Ohtani was injured Sunday in the second inning of his second start since returning to the mound following Tommy John surgery in late 2018. Ohtani issued five walks during the 42-pitch inning against the Houston Astros, with his velocity dropping later in the frame.

The arm injury is another obstacle in Ohtani’s path to becoming the majors’ first true two-way player in decades. He made 10 mound starts as a rookie in 2018 before injuring his elbow, but he served as the Angels’ regular designated hitter last season while recovering from Tommy John surgery.

Ohtani has pitched in only three games since June 2018, but the Angels still believe in Ohtani’s ability to be a two-way player, Maddon said.

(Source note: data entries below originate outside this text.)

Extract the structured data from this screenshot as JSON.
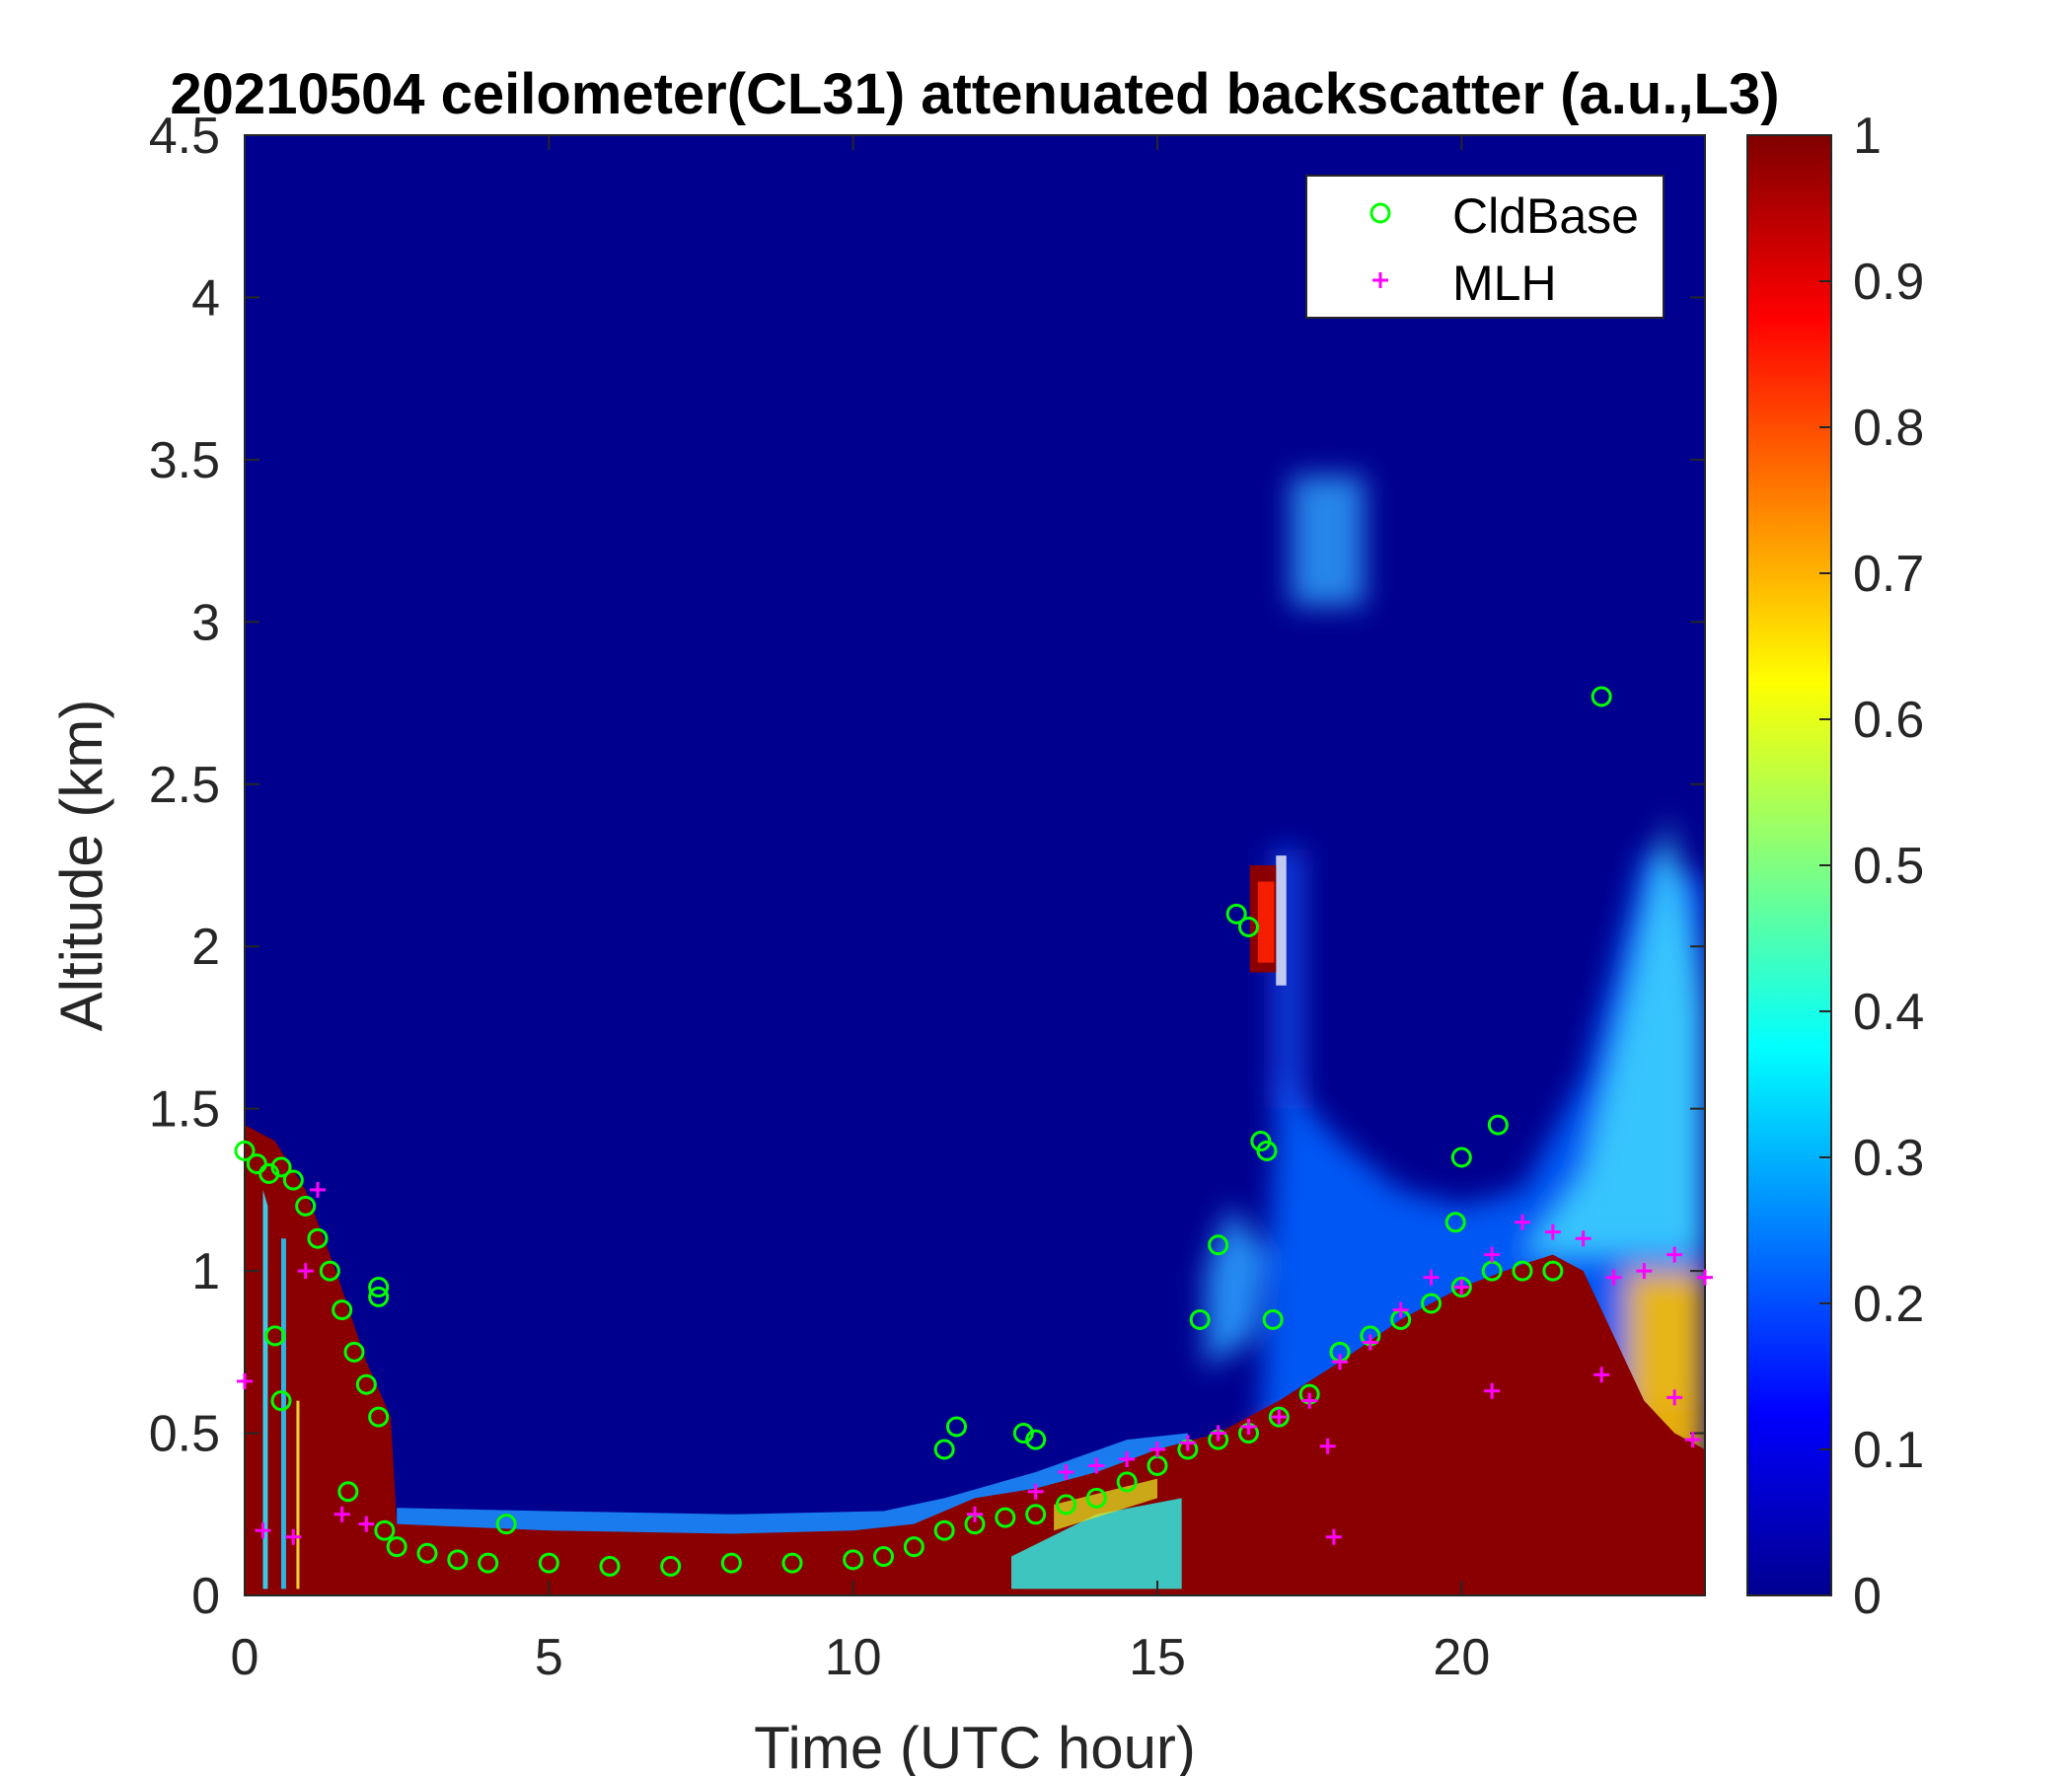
{
  "chart_data": {
    "type": "heatmap",
    "title": "20210504 ceilometer(CL31) attenuated backscatter (a.u.,L3)",
    "xlabel": "Time (UTC hour)",
    "ylabel": "Altitude (km)",
    "xlim": [
      0,
      24
    ],
    "ylim": [
      0,
      4.5
    ],
    "xticks": [
      "0",
      "5",
      "10",
      "15",
      "20"
    ],
    "yticks": [
      "0",
      "0.5",
      "1",
      "1.5",
      "2",
      "2.5",
      "3",
      "3.5",
      "4",
      "4.5"
    ],
    "colorbar": {
      "min": 0,
      "max": 1,
      "colormap": "jet",
      "ticks": [
        "0",
        "0.1",
        "0.2",
        "0.3",
        "0.4",
        "0.5",
        "0.6",
        "0.7",
        "0.8",
        "0.9",
        "1"
      ]
    },
    "legend": {
      "position": "top-right",
      "entries": [
        "CldBase",
        "MLH"
      ]
    },
    "colors": {
      "cldbase": "#00ff00",
      "mlh": "#ff00ff"
    },
    "series": [
      {
        "name": "CldBase",
        "marker": "circle",
        "x": [
          0.0,
          0.2,
          0.4,
          0.6,
          0.8,
          1.0,
          1.2,
          1.4,
          1.6,
          1.8,
          2.0,
          2.2,
          2.3,
          2.5,
          3.0,
          3.5,
          4.0,
          5.0,
          6.0,
          7.0,
          8.0,
          9.0,
          10.0,
          10.5,
          11.0,
          11.5,
          12.0,
          12.5,
          13.0,
          13.5,
          14.0,
          14.5,
          15.0,
          15.5,
          16.0,
          16.5,
          17.0,
          17.5,
          18.0,
          18.5,
          19.0,
          19.5,
          20.0,
          20.5,
          21.0,
          21.5,
          0.5,
          0.6,
          1.7,
          2.2,
          2.2,
          11.5,
          11.7,
          12.8,
          13.0,
          15.7,
          16.0,
          16.3,
          16.5,
          16.7,
          16.8,
          16.9,
          19.9,
          20.0,
          20.6,
          22.3,
          4.3
        ],
        "y": [
          1.37,
          1.33,
          1.3,
          1.32,
          1.28,
          1.2,
          1.1,
          1.0,
          0.88,
          0.75,
          0.65,
          0.55,
          0.2,
          0.15,
          0.13,
          0.11,
          0.1,
          0.1,
          0.09,
          0.09,
          0.1,
          0.1,
          0.11,
          0.12,
          0.15,
          0.2,
          0.22,
          0.24,
          0.25,
          0.28,
          0.3,
          0.35,
          0.4,
          0.45,
          0.48,
          0.5,
          0.55,
          0.62,
          0.75,
          0.8,
          0.85,
          0.9,
          0.95,
          1.0,
          1.0,
          1.0,
          0.8,
          0.6,
          0.32,
          0.95,
          0.92,
          0.45,
          0.52,
          0.5,
          0.48,
          0.85,
          1.08,
          2.1,
          2.06,
          1.4,
          1.37,
          0.85,
          1.15,
          1.35,
          1.45,
          2.77,
          0.22
        ]
      },
      {
        "name": "MLH",
        "marker": "plus",
        "x": [
          0.0,
          0.3,
          0.8,
          1.0,
          1.2,
          1.6,
          2.0,
          12.0,
          13.0,
          13.5,
          14.0,
          14.5,
          15.0,
          15.5,
          16.0,
          16.5,
          17.0,
          17.5,
          18.0,
          18.5,
          19.0,
          19.5,
          20.0,
          20.5,
          21.0,
          21.5,
          22.0,
          22.5,
          23.0,
          23.5,
          24.0,
          17.8,
          17.9,
          20.5,
          22.3,
          23.5,
          23.8
        ],
        "y": [
          0.66,
          0.2,
          0.18,
          1.0,
          1.25,
          0.25,
          0.22,
          0.25,
          0.32,
          0.38,
          0.4,
          0.42,
          0.45,
          0.47,
          0.5,
          0.52,
          0.55,
          0.6,
          0.72,
          0.78,
          0.88,
          0.98,
          0.95,
          1.05,
          1.15,
          1.12,
          1.1,
          0.98,
          1.0,
          1.05,
          0.98,
          0.46,
          0.18,
          0.63,
          0.68,
          0.61,
          0.48
        ]
      }
    ]
  }
}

“I’m seeing that he can,” Maddon said. “We’ve just got to get past the arm maladies and figure that out. But I’ve seen it. He’s just such a high-end arm, and we’ve seen what he can do in the batter’s box. Now maybe it might get to the point where he may choose to do one thing over the other and express that to us. I know he likes to hit. In my mind’s eye, he’s still going to be able to do this.”

The veteran manager believes Ohtani will benefit from a full spring training and a normal season. Ohtani wasn’t throwing at full strength for a starter when the coronavirus pandemic shut down spring training in March because he wasn’t expected to pitch until May as he returned from surgery.

“Going into a regular season with a normal number of starts and all the things that permit guys to be ready for a year, that’s what we need to see is some normalcy before you make that kind of determination,” Maddon said.